Le 20 avril 2015, nous écrivions dans notre rubrique “Vagabondages” : “J’aime un peu, passionnément, pas du tout…”, une brève au sujet du projet de reconstruction du Haut de la rue Nationale à Tours. Mais de quoi s’agissait-il ? D’un coup de gueule en réponse à l’indifférence injustifiée portée par des modernistes immodérés à l’encontre de l’architecte urbaniste Pierre Patout et d’une suite à l’article “Casse-tête urbain” qu’en février 2013, la journaliste Lucie Cluzan écrivait pour le magazine VILLADéco.

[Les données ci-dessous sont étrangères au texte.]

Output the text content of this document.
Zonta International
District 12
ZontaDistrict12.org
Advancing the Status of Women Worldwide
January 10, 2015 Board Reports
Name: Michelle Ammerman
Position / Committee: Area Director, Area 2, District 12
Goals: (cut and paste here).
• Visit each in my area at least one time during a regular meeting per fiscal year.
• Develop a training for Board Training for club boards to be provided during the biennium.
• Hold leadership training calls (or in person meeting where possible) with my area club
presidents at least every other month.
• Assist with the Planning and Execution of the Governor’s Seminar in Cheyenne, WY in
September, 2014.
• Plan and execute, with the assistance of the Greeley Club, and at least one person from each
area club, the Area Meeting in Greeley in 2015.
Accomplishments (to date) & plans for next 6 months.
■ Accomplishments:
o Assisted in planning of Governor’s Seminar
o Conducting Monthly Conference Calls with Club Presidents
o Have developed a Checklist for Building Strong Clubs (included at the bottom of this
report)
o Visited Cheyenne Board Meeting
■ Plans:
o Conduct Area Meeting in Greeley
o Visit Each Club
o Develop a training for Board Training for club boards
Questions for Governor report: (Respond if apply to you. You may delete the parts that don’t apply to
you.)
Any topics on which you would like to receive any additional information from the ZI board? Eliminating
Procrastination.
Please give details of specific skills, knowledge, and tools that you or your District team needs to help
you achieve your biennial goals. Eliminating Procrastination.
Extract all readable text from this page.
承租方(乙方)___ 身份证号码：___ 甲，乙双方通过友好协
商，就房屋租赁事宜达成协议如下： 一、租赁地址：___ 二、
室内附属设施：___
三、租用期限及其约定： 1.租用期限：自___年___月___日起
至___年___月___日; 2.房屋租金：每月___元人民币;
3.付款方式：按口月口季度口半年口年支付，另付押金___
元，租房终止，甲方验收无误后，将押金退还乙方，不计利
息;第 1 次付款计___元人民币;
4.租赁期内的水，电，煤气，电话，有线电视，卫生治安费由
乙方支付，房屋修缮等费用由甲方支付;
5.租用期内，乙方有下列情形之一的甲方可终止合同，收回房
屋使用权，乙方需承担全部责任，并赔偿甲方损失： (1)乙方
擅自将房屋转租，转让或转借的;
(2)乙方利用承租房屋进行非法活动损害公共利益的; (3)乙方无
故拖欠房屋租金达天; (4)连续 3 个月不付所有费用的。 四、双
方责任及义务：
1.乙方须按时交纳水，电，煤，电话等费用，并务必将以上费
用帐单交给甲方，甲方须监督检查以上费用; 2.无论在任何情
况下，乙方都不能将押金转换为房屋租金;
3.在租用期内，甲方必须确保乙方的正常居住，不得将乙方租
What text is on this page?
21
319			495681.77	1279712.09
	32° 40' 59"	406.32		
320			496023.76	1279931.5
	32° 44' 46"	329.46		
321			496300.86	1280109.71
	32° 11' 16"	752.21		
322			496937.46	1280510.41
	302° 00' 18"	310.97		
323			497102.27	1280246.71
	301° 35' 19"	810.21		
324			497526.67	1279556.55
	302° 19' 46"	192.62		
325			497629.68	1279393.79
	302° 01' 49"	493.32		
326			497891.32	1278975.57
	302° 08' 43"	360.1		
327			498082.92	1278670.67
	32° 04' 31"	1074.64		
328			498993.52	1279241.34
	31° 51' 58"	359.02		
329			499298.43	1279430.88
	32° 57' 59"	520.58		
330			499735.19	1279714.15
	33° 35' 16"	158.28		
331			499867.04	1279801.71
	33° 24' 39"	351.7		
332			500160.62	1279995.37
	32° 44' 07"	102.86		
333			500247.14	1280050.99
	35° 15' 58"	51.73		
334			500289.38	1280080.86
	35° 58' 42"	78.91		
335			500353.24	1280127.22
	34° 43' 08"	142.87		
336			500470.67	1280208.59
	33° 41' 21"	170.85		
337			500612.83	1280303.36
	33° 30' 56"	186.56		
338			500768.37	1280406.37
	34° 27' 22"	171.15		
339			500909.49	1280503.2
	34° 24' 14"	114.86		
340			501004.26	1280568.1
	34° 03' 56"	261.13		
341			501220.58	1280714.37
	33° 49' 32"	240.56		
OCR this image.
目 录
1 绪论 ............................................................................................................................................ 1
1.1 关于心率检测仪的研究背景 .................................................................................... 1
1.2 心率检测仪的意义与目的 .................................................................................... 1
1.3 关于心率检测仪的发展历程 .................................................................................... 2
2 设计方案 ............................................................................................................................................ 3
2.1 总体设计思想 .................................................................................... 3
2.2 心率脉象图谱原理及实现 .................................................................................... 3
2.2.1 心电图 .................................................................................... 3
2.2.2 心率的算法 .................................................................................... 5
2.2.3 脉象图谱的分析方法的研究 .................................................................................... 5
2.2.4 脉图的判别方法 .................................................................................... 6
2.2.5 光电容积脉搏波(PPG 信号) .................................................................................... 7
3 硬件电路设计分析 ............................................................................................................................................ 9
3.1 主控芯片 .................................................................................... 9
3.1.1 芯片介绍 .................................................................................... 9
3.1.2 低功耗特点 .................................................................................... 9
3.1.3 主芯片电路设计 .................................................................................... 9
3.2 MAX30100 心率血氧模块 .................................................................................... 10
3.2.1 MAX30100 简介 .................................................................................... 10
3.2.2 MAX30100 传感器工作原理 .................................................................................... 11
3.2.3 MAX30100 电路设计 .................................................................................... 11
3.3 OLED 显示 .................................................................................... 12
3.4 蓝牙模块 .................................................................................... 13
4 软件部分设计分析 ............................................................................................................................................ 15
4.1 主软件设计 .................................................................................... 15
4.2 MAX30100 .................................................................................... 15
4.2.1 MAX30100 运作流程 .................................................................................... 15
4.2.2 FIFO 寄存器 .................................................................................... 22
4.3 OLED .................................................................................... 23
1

D’une écriture qui s’efface, nous voulions y revenir. Ou plutôt, plus encore, nous voulions partager la poésie d’un projet urbain proposé par Pierre Patout qui avait tout son sens.
À l’origine du projet
Lucie Cluzan l’écrivait en introduction de son article : “(…) À Tours, les bombardements de 1940 ont conduit, comme dans beaucoup d’autres villes, à l’adoption d’un Plan de Reconstruction pour recréer au plus vite des logements et des équipements. En sont nés les projets signés de l’urbaniste Pierre Patout. Connu surtout pour son architecture « paquebot » typique des années 1930, il marque la ville de Tours par son écriture monumentale et ses bâtiments massifs incarnant l’assurance et l’ambition d’une ville renaissant de ses cendres. Au sortir de la guerre, la culture s’impose comme un remède à l’ignominie des années précédentes. La Bibliothèque et l’École des beaux-arts en sont les principaux exemples. L’architecture du collège Anatole France avec ses bas-reliefs en rappelle encore la volonté.” Rarement dans une proposition d’architecture, tout cela s’écrit avec tant de limpidité. Au-delà d’une simple nécessité de construire pour reloger les sinistrés, l’idée de Pierre Patout est de marquer un message : l’une des principales raisons de la ville est de contraindre la barbarie.
Le poème urbain
Dans sa façon d’être implantée, la ville de Tours est une exception. Elle s’est construite dans le lit du fleuve. Pour Pierre Patout, l’évidence est qu’elle ne peut donc se renfermer sur elle-même puisqu’elle vit avec lui. C’est ce que Pierre Patout dans sa proposition inscrit en aplat. Pour l’urbaniste, on doit pouvoir entrer dans la ville comme dans un jardin ouvert. Cette ouverture est affirmée par une large esplanade donnant sur Loire qui nous invite à la rencontre. La ville devient alors un jardin à la Française et en adopte les règles. Elle en a le vocabulaire esthétique. Son plan géométrique exploite pleinement les avancées de l’optique. Dans cette logique d’architecture, c’est aussi des appartements que l’espace public s’ordonne, qui à l’échelle de la ville, devient la continuité des habitations. Dans sa forme, l’espace visuel joue avec la simplicité de l’horizontal et du vertical, du végétal et du minéral. Sa codification géométrique jongle avec la sobriété. Dans son écriture, la ville se découvre par degrés, par de nouvelles perspectives. En résultat, c’est l’idée d’une ville à l’image d’un jardin à la Française, d’une ville-jardin, qui nous est présenté d’une brillante façon.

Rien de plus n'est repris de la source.